Sous les passe-montagnes

Mais, au-delà de la subjectivité des sensations, du volontarisme, qu’y a-t’il de commun entre les « piqueteros » et les zapatistes ? Peut on trouver des points communs entre les expériences des chômeurs d’une ville de 12 millions de d’habitants et les indiens tojolabals de la jungle de Lacandon ? Sans trop forcer les traits, peut-on affirmer, comme le signale Holloway, que la lutte des piqueteros est un « zapatisme urbain » ?

Un regard superficiel, disons journalistique, pourrait conclure que tant le zapatiste que le piquetero utilisent des passe-montagnes ; qu’ils sont tous deux armés, les uns avec des vieux canons, les autres avec frondes et bâtons ; et tous deux ont entonné leur « ça suffit » (Ya basta !).

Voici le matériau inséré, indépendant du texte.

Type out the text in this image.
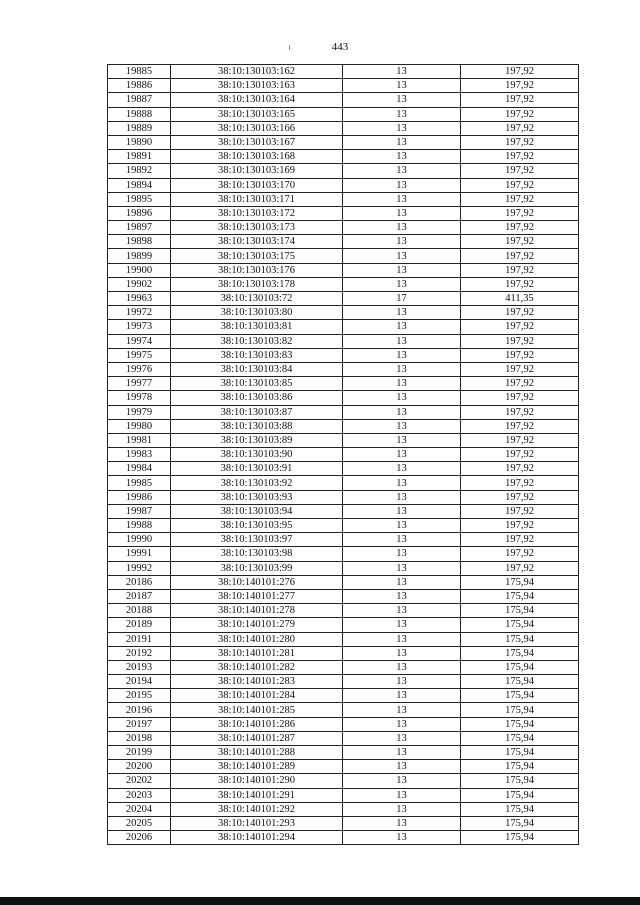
443
19885	38:10:130103:162	13	197,92
19886	38:10:130103:163	13	197,92
19887	38:10:130103:164	13	197,92
19888	38:10:130103:165	13	197,92
19889	38:10:130103:166	13	197,92
19890	38:10:130103:167	13	197,92
19891	38:10:130103:168	13	197,92
19892	38:10:130103:169	13	197,92
19894	38:10:130103:170	13	197,92
19895	38:10:130103:171	13	197,92
19896	38:10:130103:172	13	197,92
19897	38:10:130103:173	13	197,92
19898	38:10:130103:174	13	197,92
19899	38:10:130103:175	13	197,92
19900	38:10:130103:176	13	197,92
19902	38:10:130103:178	13	197,92
19963	38:10:130103:72	17	411,35
19972	38:10:130103:80	13	197,92
19973	38:10:130103:81	13	197,92
19974	38:10:130103:82	13	197,92
19975	38:10:130103:83	13	197,92
19976	38:10:130103:84	13	197,92
19977	38:10:130103:85	13	197,92
19978	38:10:130103:86	13	197,92
19979	38:10:130103:87	13	197,92
19980	38:10:130103:88	13	197,92
19981	38:10:130103:89	13	197,92
19983	38:10:130103:90	13	197,92
19984	38:10:130103:91	13	197,92
19985	38:10:130103:92	13	197,92
19986	38:10:130103:93	13	197,92
19987	38:10:130103:94	13	197,92
19988	38:10:130103:95	13	197,92
19990	38:10:130103:97	13	197,92
19991	38:10:130103:98	13	197,92
19992	38:10:130103:99	13	197,92
20186	38:10:140101:276	13	175,94
20187	38:10:140101:277	13	175,94
20188	38:10:140101:278	13	175,94
20189	38:10:140101:279	13	175,94
20191	38:10:140101:280	13	175,94
20192	38:10:140101:281	13	175,94
20193	38:10:140101:282	13	175,94
20194	38:10:140101:283	13	175,94
20195	38:10:140101:284	13	175,94
20196	38:10:140101:285	13	175,94
20197	38:10:140101:286	13	175,94
20198	38:10:140101:287	13	175,94
20199	38:10:140101:288	13	175,94
20200	38:10:140101:289	13	175,94
20202	38:10:140101:290	13	175,94
20203	38:10:140101:291	13	175,94
20204	38:10:140101:292	13	175,94
20205	38:10:140101:293	13	175,94
20206	38:10:140101:294	13	175,94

Comme nous l’avons vu, il ne s’avère pas difficile de trouver des similitudes. Toutefois, je pense que ce que ces deux mouvements ont en partage est moins visible et se cache sous le passe-montagne, dans la construction au jour le jour d’un monde nouveau.
D’une certaine manière, des zones entières de la périphérie de Buenos Aires ont en quelque sorte une relation à la capitale comparable à celle de l’état du Chiapas vis-à-vis du District fédéral, et ce bien que Solano soit à peine à vingt kilomètres de la Place de mai. Alberto, le prêtre qui a atterri à Solano, signalait dans une réunion de « Pensée Autonome », un espace créé par le MTD de Solano pour débattre avec des assemblées et d’autres groupes et qui reflète une hétérogénéité sociale salutaire, : « Dans la Capitale, c’est très différent d’ici. Les temps, la présence du pouvoir, les politiques de contre-insurrection rendent très difficile la survie des collectifs » [1].

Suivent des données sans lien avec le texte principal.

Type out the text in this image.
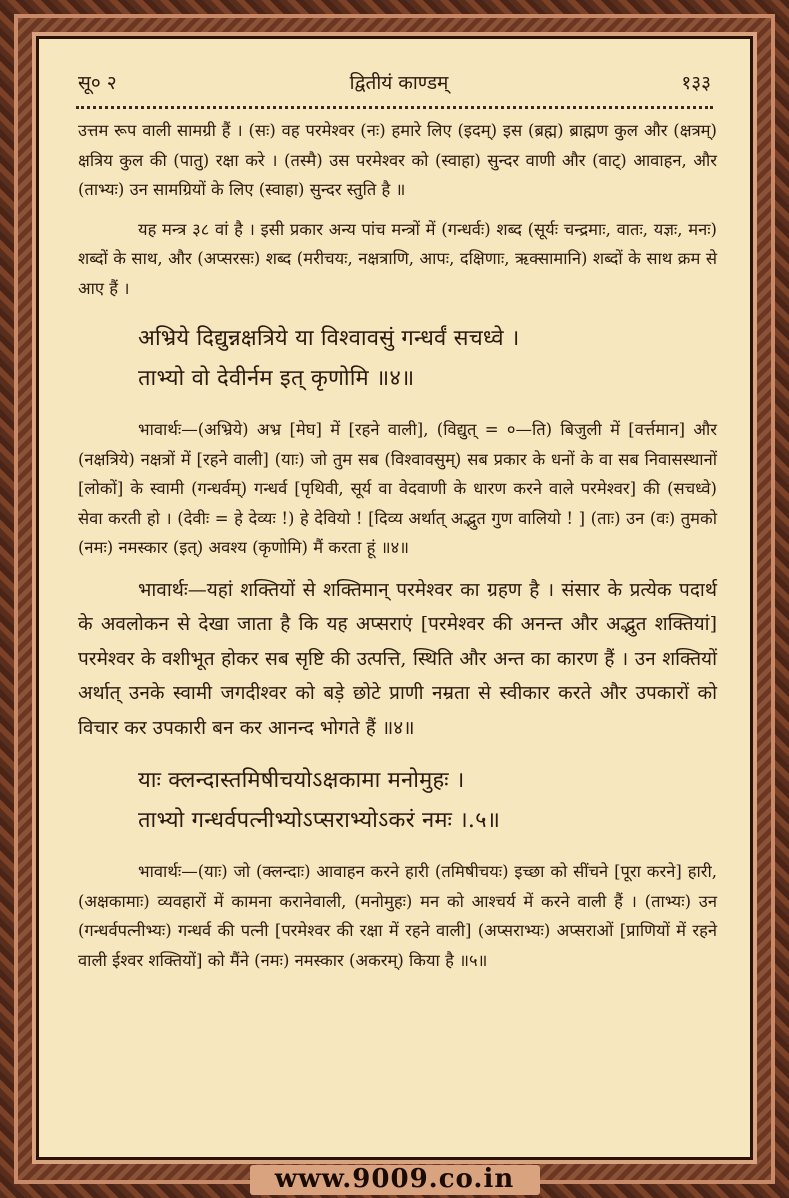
सू० २	द्वितीयं काण्डम्	१३३

उत्तम रूप वाली सामग्री हैं । (सः) वह परमेश्वर (नः) हमारे लिए (इदम्) इस (ब्रह्म) ब्राह्मण कुल और (क्षत्रम्) क्षत्रिय कुल की (पातु) रक्षा करे । (तस्मै) उस परमेश्वर को (स्वाहा) सुन्दर वाणी और (वाट्) आवाहन, और (ताभ्यः) उन सामग्रियों के लिए (स्वाहा) सुन्दर स्तुति है ॥

यह मन्त्र ३८ वां है । इसी प्रकार अन्य पांच मन्त्रों में (गन्धर्वः) शब्द (सूर्यः चन्द्रमाः, वातः, यज्ञः, मनः) शब्दों के साथ, और (अप्सरसः) शब्द (मरीचयः, नक्षत्राणि, आपः, दक्षिणाः, ऋक्सामानि) शब्दों के साथ क्रम से आए हैं ।

अभ्रिये दिद्युन्नक्षत्रिये या विश्वावसुं गन्धर्वं सचध्वे ।

ताभ्यो वो देवीर्नम इत् कृणोमि ॥४॥

भावार्थः—(अभ्रिये) अभ्र [मेघ] में [रहने वाली], (विद्युत् = ०—ति) बिजुली में [वर्त्तमान] और (नक्षत्रिये) नक्षत्रों में [रहने वाली] (याः) जो तुम सब (विश्वावसुम्) सब प्रकार के धनों के वा सब निवासस्थानों [लोकों] के स्वामी (गन्धर्वम्) गन्धर्व [पृथिवी, सूर्य वा वेदवाणी के धारण करने वाले परमेश्वर] की (सचध्वे) सेवा करती हो । (देवीः = हे देव्यः !) हे देवियो ! [दिव्य अर्थात् अद्भुत गुण वालियो ! ] (ताः) उन (वः) तुमको (नमः) नमस्कार (इत्) अवश्य (कृणोमि) मैं करता हूं ॥४॥

भावार्थः—यहां शक्तियों से शक्तिमान् परमेश्वर का ग्रहण है । संसार के प्रत्येक पदार्थ के अवलोकन से देखा जाता है कि यह अप्सराएं [परमेश्वर की अनन्त और अद्भुत शक्तियां] परमेश्वर के वशीभूत होकर सब सृष्टि की उत्पत्ति, स्थिति और अन्त का कारण हैं । उन शक्तियों अर्थात् उनके स्वामी जगदीश्वर को बड़े छोटे प्राणी नम्रता से स्वीकार करते और उपकारों को विचार कर उपकारी बन कर आनन्द भोगते हैं ॥४॥

याः क्लन्दास्तमिषीचयोऽक्षकामा मनोमुहः ।

ताभ्यो गन्धर्वपत्नीभ्योऽप्सराभ्योऽकरं नमः ।.५॥

भावार्थः—(याः) जो (क्लन्दाः) आवाहन करने हारी (तमिषीचयः) इच्छा को सींचने [पूरा करने] हारी, (अक्षकामाः) व्यवहारों में कामना करानेवाली, (मनोमुहः) मन को आश्चर्य में करने वाली हैं । (ताभ्यः) उन (गन्धर्वपत्नीभ्यः) गन्धर्व की पत्नी [परमेश्वर की रक्षा में रहने वाली] (अप्सराभ्यः) अप्सराओं [प्राणियों में रहने वाली ईश्वर शक्तियों] को मैंने (नमः) नमस्कार (अकरम्) किया है ॥५॥

www.9009.co.in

Le débat s’essoufflait peu à peu parce que les assemblées de quartier ont eu des difficultés énormes pour survivre à Buenos Aires, et sont passées de centaines de membres à moins de dix, en moyenne, et la plupart ont même disparu. Neka, également de Solano, ajoute qu’après l’insurrection du 19 et 20 décembre 2001, les vrais changements ne sont déjà plus visibles et ce manque de visibilité désespère les militants : « Mais ce n’est pas là le plus important, c’est plutôt ce que nous construisons derrière, qui compte bien plus que le spectacle ». Entre-temps, Alberto soutient qu’il faut savoir attendre, qu’il faut laisser le temps au temps, que combattre « Ce n’est pas seulement d’être vu ». « Ce silence est fécond », conclut-il. C’est ainsi, que les gens de Solano sont le secteur le plus visible de la frange du mouvement piquetero qui se refuse à prendre le pouvoir étatique.

Ces piqueteros ont ils appris par cœur les communiqués de Marcos pour les répéter comme des perroquets dans le seul but d’impressionner ? Comment alors ? Où réside le secret de cette « convergence » des discours et des façons d’aborder la lutte pour le changement social ? À mon avis, les points communs entre piqueteros et zapatistas (ainsi qu’entre d’autres mouvements de pauvres, et d’exclus qui permettent d’affirmer qu’ils appartiennent à une même famille de mouvements), sont au nombre de trois : la lutte et la résistance, en tant qu’acteurs et non comme subordonnés, en cultivant leurs différences ; l’autonomie comme point d’orgue de la résistance, mais aussi de la construction d’une autre société ; et la création ici et maintenant de nouvelles relations sociales, qui sont de fait la clé de voûte de ce monde nouveau.

Vivre et résister

D’une certaine manière, les chômeurs sont les Indiens de la société industrielle. Mais ces chômeurs sont autre chose que des gens sans travail. Solano, comme d’autres quartiers où sont apparus les piqueteros, a son histoire. Elle débutte en 1976 ou 1977, en pleine dictature. Le diocèse de Quilmes avait abrité le meilleur du militantisme chrétien argentin, où il pouvait disposer la « protection » de l’évêque Jorge Novak. À la fin des années soixante-dix sont apparues des dizaines de Communautés religieuses de base, inspirées par la théologie de libération. En 1982, le chômage, la pénurie de logement et la faim faisait des ravages.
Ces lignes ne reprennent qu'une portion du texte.